For all of the death and destruction and costs of rebuilding, the most worrisome metric concerning the blazes may involve not so much the scope of their damage but the flash-paper speed with which they and other wildfires have been spreading. And in the era of climate change, perhaps this intensely fast destruction should be the new marker of American megafires. Understanding these events in this way could better help society prepare for and prevent them.
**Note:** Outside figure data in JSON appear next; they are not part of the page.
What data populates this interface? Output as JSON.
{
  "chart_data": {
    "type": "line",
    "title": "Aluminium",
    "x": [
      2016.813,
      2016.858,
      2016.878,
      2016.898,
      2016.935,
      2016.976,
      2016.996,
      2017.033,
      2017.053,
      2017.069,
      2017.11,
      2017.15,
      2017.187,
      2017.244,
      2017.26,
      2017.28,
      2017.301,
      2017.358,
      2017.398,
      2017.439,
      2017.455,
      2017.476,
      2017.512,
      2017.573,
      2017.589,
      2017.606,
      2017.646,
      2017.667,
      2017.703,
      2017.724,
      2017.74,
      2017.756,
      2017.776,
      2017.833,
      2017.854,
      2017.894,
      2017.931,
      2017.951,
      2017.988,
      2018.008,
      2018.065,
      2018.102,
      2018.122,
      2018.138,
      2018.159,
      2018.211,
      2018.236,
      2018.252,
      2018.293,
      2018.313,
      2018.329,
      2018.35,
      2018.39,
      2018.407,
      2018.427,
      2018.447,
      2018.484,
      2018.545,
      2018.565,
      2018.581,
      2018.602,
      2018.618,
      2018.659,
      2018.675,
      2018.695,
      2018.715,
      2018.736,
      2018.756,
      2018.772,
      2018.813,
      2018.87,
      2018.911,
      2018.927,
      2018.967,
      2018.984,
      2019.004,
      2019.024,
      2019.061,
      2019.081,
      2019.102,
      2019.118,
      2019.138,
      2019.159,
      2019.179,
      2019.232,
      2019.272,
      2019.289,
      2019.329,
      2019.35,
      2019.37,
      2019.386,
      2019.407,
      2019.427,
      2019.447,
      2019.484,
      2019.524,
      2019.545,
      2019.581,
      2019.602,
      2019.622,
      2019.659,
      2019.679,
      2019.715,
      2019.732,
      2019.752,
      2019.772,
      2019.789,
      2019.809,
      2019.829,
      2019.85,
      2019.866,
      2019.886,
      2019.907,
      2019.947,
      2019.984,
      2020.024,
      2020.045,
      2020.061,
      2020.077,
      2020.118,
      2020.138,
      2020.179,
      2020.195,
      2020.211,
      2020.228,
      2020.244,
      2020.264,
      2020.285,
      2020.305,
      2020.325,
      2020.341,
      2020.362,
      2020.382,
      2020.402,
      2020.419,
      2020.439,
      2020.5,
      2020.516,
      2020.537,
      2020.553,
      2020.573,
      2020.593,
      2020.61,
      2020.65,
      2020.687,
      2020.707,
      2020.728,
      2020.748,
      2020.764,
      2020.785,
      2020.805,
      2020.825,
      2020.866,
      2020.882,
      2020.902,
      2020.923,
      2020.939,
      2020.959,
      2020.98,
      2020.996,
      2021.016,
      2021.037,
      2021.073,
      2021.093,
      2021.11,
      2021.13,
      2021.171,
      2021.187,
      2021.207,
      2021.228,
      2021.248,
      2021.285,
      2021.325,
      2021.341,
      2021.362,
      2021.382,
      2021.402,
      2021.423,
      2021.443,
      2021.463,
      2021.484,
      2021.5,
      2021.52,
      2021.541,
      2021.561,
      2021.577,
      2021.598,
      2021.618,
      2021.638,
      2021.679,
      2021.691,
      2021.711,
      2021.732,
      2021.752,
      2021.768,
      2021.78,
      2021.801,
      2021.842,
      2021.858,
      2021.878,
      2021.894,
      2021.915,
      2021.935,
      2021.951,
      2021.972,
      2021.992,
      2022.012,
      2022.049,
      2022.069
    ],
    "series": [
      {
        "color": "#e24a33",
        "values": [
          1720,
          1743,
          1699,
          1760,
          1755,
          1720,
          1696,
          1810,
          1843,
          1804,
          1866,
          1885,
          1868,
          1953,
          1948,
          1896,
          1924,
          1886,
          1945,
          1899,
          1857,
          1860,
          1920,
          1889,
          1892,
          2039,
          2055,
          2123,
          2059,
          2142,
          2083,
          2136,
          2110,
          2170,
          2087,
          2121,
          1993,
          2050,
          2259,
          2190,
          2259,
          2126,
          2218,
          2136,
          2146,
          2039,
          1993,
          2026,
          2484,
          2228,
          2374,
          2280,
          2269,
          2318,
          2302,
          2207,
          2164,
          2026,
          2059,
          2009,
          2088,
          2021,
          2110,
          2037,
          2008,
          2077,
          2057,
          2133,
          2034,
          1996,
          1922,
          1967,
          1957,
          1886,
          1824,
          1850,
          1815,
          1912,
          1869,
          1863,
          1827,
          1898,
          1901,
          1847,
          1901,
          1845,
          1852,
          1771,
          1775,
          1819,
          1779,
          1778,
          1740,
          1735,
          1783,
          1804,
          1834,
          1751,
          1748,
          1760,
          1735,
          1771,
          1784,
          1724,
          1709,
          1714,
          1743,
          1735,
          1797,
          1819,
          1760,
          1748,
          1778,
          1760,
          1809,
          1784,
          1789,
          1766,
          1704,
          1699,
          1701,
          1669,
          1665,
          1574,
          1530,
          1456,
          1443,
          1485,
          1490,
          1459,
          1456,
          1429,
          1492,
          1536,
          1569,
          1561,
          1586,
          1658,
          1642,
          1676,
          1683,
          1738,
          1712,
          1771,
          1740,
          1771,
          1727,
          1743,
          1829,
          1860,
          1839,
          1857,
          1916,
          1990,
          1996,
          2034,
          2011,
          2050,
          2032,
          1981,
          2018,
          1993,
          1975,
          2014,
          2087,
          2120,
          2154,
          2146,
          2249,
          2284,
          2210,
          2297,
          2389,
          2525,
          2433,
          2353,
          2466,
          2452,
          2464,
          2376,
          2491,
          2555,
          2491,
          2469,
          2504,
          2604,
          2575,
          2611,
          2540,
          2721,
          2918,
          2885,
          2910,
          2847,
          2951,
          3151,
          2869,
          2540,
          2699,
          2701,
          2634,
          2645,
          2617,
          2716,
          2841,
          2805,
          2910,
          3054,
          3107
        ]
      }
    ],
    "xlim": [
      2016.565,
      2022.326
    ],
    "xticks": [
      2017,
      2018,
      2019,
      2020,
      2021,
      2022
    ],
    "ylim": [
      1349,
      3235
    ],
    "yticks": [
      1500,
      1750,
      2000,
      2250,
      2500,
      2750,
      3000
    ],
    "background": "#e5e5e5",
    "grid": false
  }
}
That’s the conclusion of a new study published in Science, which used NASA satellite data to survey more than 66,000 wildfires in the U.S. from 2001 to 2020. The researchers determined that while only 1,616 of the fires, or 2.7%, met the standard of fast growth rate (FGR) fires—which the researchers defined as blazes that spread across 4,000 acres per day—they accounted for a whopping 78% of structures destroyed, 66% of fatalities, and 61% of suppression costs, or $18.9 billion. These fast-growing fires have increased in frequency by nearly 250% in the first 20 years of the 21st century, with California especially showing a jump of 398% in peak daily growth rate.
“The modern era of megafires is often defined based on wildfire size,” wrote Jennifer Balch, associate professor of geography at the University of Colorado, Boulder, and her colleagues in the new study, “but it should be defined based on how fast fires grow and their consequent societal impacts.” While large fires have a major effect on air quality, ecosystems, and the release of planet-warming carbon, it is fast fires that have the greatest impact on infrastructure damage, evacuation efforts and, ultimately, death tolls.
The data used in the study were gathered by a generation’s worth of observations conducted by the Moderate Resolution Imaging Spectroradiometer aboard NASA’s Earth-observing Terra and Aqua satellites. The blazes observed resulted in 337 fatalities, 5,623 injuries, and 925 emergency evacuation orders affecting more than 1.5 million households, half of which were within less than a mile of a FGR fire. A total of three million structures were within 2.5 miles of such a blaze.
As with so much other environmental upheaval, it is climate change that is fueling these fast fires. Hot, dry, and windy conditions are especially conducive to rapidly spreading wildfires. And, while there’s already been a significant increase in these deadly events, the authors cite climate models that project the number of such megafires will rise between 50% to 250% as the environment further heats up, dries out, and grows windier still. Grasslands especially provide “fine, flashy fuels,” that are particularly in peril of fast blazes, the study notes.
Preparing for fast fires requires some straightforward steps. The authors recommend changing building codes to incentivize the use of fire-resistant materials in structures; clearing flammable materials like brush and dry grass from the vicinity of structures; preemptively planning for emergency evacuations; and digging fuel-free firebreaks around communities.
“With warming temperatures increasing the likelihood of wildfires across the U.S.,” the researchers wrote, “we would expect to see more fast fire events in the future. Devastating and fast-moving wildfires…show that it is critical that we plan for the increasing pace of fires.”